Obyczaj ten został przyjęty przez chrześcijaństwo i  wiązany był ze świętem Jana Chrzciciela lub Zielonymi Świątkami .W tradycji ludowej obyczaj ten znany jest pod nazwą  „Sobótka”.

Obrzędy związane z „Nocą Kupały”, „Kupalnocką” czy „Sobótką” przetrwały przez wieki i w wielu środowiskach nadal są elementami wspaniałej letniej zabawy nad rzekami czy jeziorami i coraz częściej nazywa się je „wiankami”.

W okresie międzywojennym  w Obornikach „Wianki” połączone były z obchodami „Dni Morza”. Głównymi organizatorami byli: Liga Morska, harcerstwo, inne organizacje społeczne i władze miasta. W ramach tych obchodów odbywały się wyścigi kajakowe, rzucanie palących się wianków, przepływał korowód udekorowanych łodzi, organizowano festyny, pochody, wystawy modeli statków i okrętów. Szeroko propagowane były sprawy dotyczące gospodarki morskiej i jej osiągnięć.

Po II Wojnie  Światowej  Liga Morska i harcerstwo podjęło się kontynuacji pięknej wiankowej tradycji. Imprezy te miały jednak ograniczony wydźwięk.

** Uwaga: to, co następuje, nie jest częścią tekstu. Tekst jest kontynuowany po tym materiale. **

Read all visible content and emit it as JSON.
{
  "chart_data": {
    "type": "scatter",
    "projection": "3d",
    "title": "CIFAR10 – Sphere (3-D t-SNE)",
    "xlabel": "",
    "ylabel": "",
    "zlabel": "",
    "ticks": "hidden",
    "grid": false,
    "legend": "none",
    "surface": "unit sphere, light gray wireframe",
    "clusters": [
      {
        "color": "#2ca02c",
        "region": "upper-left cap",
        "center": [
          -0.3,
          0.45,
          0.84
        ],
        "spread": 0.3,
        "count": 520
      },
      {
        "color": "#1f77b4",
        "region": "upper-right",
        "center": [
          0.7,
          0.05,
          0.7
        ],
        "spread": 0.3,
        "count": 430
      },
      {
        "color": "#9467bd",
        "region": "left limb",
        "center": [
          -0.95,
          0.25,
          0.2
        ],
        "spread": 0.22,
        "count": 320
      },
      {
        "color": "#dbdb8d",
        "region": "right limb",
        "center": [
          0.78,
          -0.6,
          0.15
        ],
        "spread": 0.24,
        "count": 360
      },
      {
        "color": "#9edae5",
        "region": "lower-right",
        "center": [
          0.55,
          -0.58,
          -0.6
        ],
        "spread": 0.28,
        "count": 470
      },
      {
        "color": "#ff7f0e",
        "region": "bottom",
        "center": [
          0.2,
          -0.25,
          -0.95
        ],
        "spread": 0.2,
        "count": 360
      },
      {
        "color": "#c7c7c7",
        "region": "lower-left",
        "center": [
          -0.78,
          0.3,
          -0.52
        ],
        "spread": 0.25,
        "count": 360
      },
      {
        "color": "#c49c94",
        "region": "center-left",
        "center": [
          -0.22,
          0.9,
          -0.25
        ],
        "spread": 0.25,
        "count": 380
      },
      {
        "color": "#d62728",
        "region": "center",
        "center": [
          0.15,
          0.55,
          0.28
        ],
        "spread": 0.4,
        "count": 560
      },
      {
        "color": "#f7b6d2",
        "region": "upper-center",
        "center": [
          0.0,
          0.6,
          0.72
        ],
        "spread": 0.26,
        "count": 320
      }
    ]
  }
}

W roku 1957 organizacji obchodów „Dni Morza” i „Wianków” podjęła się 13 Żeglarska Drużyna Harcerska im. Jana Miękusa i działające  przy niej Koło Przyjaciół Harcerstwa z druhem Stefanem Galubą na czele. W programie znalazły się: wyścig kajakowy, rzucanie wianków oraz korowód łodzi przedstawiających statki, okręty i żaglowce. Elementem końcowym była zabawa taneczna zorganizowana na terenie przystani /obecnie teren przed budynkiem Ligi Obrony Kraju /.

Od roku 1958 w organizację imprezy włączyła się Liga Przyjaciół Żołnierza.

Od roku 1976 w organizację „Wianków” włącza się Wodne Ochotnicze Pogotowie Ratunkowe. Tradycyjny wyścig kajakowy otrzymuje nazwę „Kajakowego Wyścigu Trzech Mostów” i pod tym hasłem odbywa się do dzisiaj.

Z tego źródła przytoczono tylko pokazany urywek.